Hackdays at Numerator

Hackdays at Numerator

This past week saw the conclusion to our most recent company-wide Hack Day at Numerator. Each quarter we set aside 2 days for anyone to work in teams, or solo, on whatever they want uninterrupted. These projects can be anything from: an engineering hack building some new tool, a data hack exploring some new way to look at old data, a culture hack exploring new ideas to foster cross-collaboration, among many other ideas. We have a strong belief the true innovation happens by exploring something new, learning, failing, and persistence. The hack days are to help us foster this creativity.

A huge shoutout to the 30 teams that participated in this quarter's Hack Day. So many great hacks which always make it difficult to pick our winners. I look forward to seeing what everyone can come up with next quarter.

Some of the engineering hacks this quarter included:


Receipt Data Flow

A small hack team updated an existing flow chart and created an auto-updating and auto-documenting tool for inspecting all the possible states and transitions of one of our most complex systems. Granting new levels of visibility and insight into how and why the system does certain things. With a complex ML flow, this is a valuable tool to make sure that us humans can still monitor and manage the process.

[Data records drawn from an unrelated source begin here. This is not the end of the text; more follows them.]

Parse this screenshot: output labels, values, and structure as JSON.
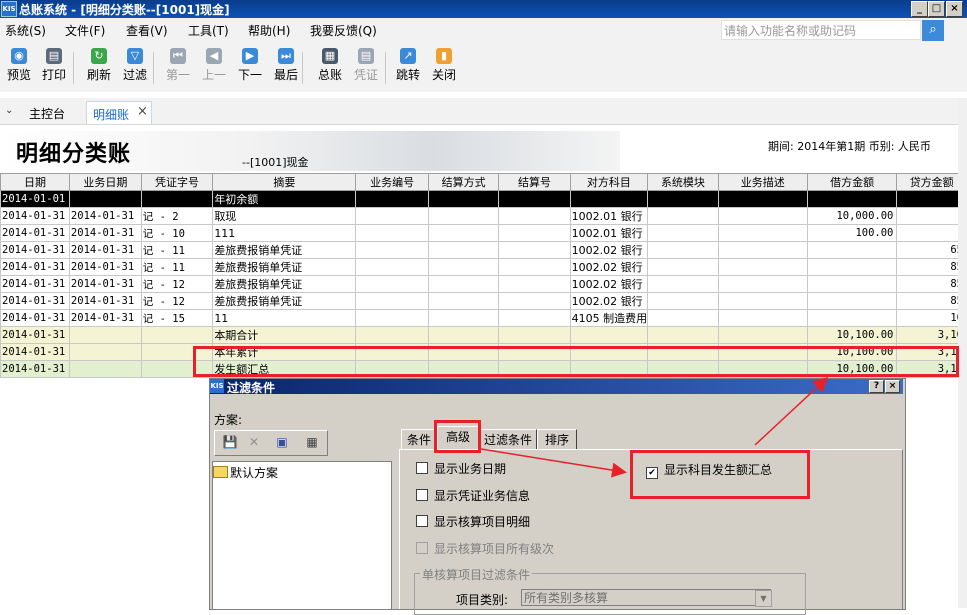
{
  "window": {
    "logo": "KIS",
    "title": "总账系统 - [明细分类账--[1001]现金]",
    "controls": [
      "_",
      "□",
      "×"
    ]
  },
  "menu": [
    "系统(S)",
    "文件(F)",
    "查看(V)",
    "工具(T)",
    "帮助(H)",
    "我要反馈(Q)"
  ],
  "search": {
    "placeholder": "请输入功能名称或助记码",
    "icon": "search-icon"
  },
  "toolbar": [
    {
      "label": "预览",
      "icon": "preview-icon",
      "color": "#3a8ad8",
      "enabled": true
    },
    {
      "label": "打印",
      "icon": "print-icon",
      "color": "#5a6a7a",
      "enabled": true
    },
    {
      "label": "刷新",
      "icon": "refresh-icon",
      "color": "#3aa84a",
      "enabled": true
    },
    {
      "label": "过滤",
      "icon": "filter-icon",
      "color": "#3a8ad8",
      "enabled": true
    },
    {
      "label": "第一",
      "icon": "first-icon",
      "color": "#9aa6b2",
      "enabled": false
    },
    {
      "label": "上一",
      "icon": "prev-icon",
      "color": "#9aa6b2",
      "enabled": false
    },
    {
      "label": "下一",
      "icon": "next-icon",
      "color": "#3a8ad8",
      "enabled": true
    },
    {
      "label": "最后",
      "icon": "last-icon",
      "color": "#3a8ad8",
      "enabled": true
    },
    {
      "label": "总账",
      "icon": "ledger-icon",
      "color": "#4a5a6a",
      "enabled": true
    },
    {
      "label": "凭证",
      "icon": "voucher-icon",
      "color": "#9aa6b2",
      "enabled": false
    },
    {
      "label": "跳转",
      "icon": "jump-icon",
      "color": "#3a8ad8",
      "enabled": true
    },
    {
      "label": "关闭",
      "icon": "close-icon",
      "color": "#f0a030",
      "enabled": true
    }
  ],
  "tabs": {
    "chevron": "⌄",
    "main": "主控台",
    "detail": "明细账",
    "close": "×"
  },
  "report": {
    "title": "明细分类账",
    "account": "--[1001]现金",
    "period": "期间: 2014年第1期   币别: 人民币"
  },
  "grid": {
    "headers": [
      "日期",
      "业务日期",
      "凭证字号",
      "摘要",
      "业务编号",
      "结算方式",
      "结算号",
      "对方科目",
      "系统模块",
      "业务描述",
      "借方金额",
      "贷方金额"
    ],
    "rows": [
      {
        "style": "sel",
        "cells": [
          "2014-01-01",
          "",
          "",
          "年初余额",
          "",
          "",
          "",
          "",
          "",
          "",
          "",
          ""
        ]
      },
      {
        "style": "",
        "cells": [
          "2014-01-31",
          "2014-01-31",
          "记 - 2",
          "取现",
          "",
          "",
          "",
          "1002.01 银行",
          "",
          "",
          "10,000.00",
          ""
        ]
      },
      {
        "style": "",
        "cells": [
          "2014-01-31",
          "2014-01-31",
          "记 - 10",
          "111",
          "",
          "",
          "",
          "1002.01 银行",
          "",
          "",
          "100.00",
          ""
        ]
      },
      {
        "style": "",
        "cells": [
          "2014-01-31",
          "2014-01-31",
          "记 - 11",
          "差旅费报销单凭证",
          "",
          "",
          "",
          "1002.02 银行",
          "",
          "",
          "",
          "65"
        ]
      },
      {
        "style": "",
        "cells": [
          "2014-01-31",
          "2014-01-31",
          "记 - 11",
          "差旅费报销单凭证",
          "",
          "",
          "",
          "1002.02 银行",
          "",
          "",
          "",
          "85"
        ]
      },
      {
        "style": "",
        "cells": [
          "2014-01-31",
          "2014-01-31",
          "记 - 12",
          "差旅费报销单凭证",
          "",
          "",
          "",
          "1002.02 银行",
          "",
          "",
          "",
          "85"
        ]
      },
      {
        "style": "",
        "cells": [
          "2014-01-31",
          "2014-01-31",
          "记 - 12",
          "差旅费报销单凭证",
          "",
          "",
          "",
          "1002.02 银行",
          "",
          "",
          "",
          "85"
        ]
      },
      {
        "style": "",
        "cells": [
          "2014-01-31",
          "2014-01-31",
          "记 - 15",
          "11",
          "",
          "",
          "",
          "4105 制造费用",
          "",
          "",
          "",
          "10"
        ]
      },
      {
        "style": "sum",
        "cells": [
          "2014-01-31",
          "",
          "",
          "本期合计",
          "",
          "",
          "",
          "",
          "",
          "",
          "10,100.00",
          "3,10"
        ]
      },
      {
        "style": "sum",
        "cells": [
          "2014-01-31",
          "",
          "",
          "本年累计",
          "",
          "",
          "",
          "",
          "",
          "",
          "10,100.00",
          "3,10"
        ]
      },
      {
        "style": "sum2",
        "cells": [
          "2014-01-31",
          "",
          "",
          "发生额汇总",
          "",
          "",
          "",
          "",
          "",
          "",
          "10,100.00",
          "3,10"
        ]
      }
    ]
  },
  "dialog": {
    "title": "过滤条件",
    "help": "?",
    "close": "×",
    "plan_label": "方案:",
    "plan_tools": [
      "💾",
      "✕",
      "▣",
      "▦"
    ],
    "plan_item": "默认方案",
    "tabs": [
      "条件",
      "高级",
      "过滤条件",
      "排序"
    ],
    "active_tab": "高级",
    "options": [
      {
        "label": "显示业务日期",
        "checked": false,
        "enabled": true
      },
      {
        "label": "显示凭证业务信息",
        "checked": false,
        "enabled": true
      },
      {
        "label": "显示核算项目明细",
        "checked": false,
        "enabled": true
      },
      {
        "label": "显示核算项目所有级次",
        "checked": false,
        "enabled": false
      }
    ],
    "summary_option": {
      "label": "显示科目发生额汇总",
      "checked": true
    },
    "group_title": "单核算项目过滤条件",
    "project_label": "项目类别:",
    "project_value": "所有类别多核算"
  },
  "colors": {
    "highlight_red": "#e8202a",
    "selected_row": "#000000",
    "sum_row": "#f4f4d4",
    "summary_row": "#e2f0d0"
  }
}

RDL-Flow showing inbound and outbound for a given state

Product Information via In-Store Price Tag Image

One of our hack teams built a prototype service that will extract price, product, UPC, etc from a photo of an in-store price tag. The information is then matched against our own database of products; potentially allowing for competitive price information.

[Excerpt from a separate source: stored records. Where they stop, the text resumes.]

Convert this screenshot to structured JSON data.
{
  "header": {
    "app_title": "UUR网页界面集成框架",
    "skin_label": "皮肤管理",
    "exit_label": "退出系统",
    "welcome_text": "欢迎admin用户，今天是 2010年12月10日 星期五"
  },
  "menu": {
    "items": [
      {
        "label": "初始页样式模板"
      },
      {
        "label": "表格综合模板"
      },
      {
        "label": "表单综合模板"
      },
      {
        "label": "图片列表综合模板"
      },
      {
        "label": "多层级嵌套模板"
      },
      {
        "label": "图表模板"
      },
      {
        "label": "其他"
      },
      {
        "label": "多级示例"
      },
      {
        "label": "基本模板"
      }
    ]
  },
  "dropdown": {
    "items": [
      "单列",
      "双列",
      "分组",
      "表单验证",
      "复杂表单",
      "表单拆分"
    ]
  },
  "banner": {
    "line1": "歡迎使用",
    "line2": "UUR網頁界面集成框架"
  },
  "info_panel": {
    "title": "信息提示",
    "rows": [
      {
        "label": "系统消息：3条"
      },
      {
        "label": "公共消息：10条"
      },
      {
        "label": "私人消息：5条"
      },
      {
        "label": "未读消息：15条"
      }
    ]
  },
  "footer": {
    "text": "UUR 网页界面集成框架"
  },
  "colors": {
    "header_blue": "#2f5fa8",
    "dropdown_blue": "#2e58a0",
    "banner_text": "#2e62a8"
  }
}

Product information available on in store receipts

Numerator Bot

Organization hacks are really popular as one of our teams built an easy framework that allows anyone to extend Slack with any type of chatbots. Two chatbots were demoed by the group: Office Lunch Plans and My Desk is Free  (Editor note: this “hack” had 70% test coverage with continuous integration pipeline, which is pretty incredible)

Numerator Bot: My desk is free app

Basket Item Embeddings

Word embedding models (e.g. word2vec) have been very successful at exploiting contextual information in large corpora. This hack explored exploiting the contextual information of which items are often bought together to build meaningful embeddings for basket items.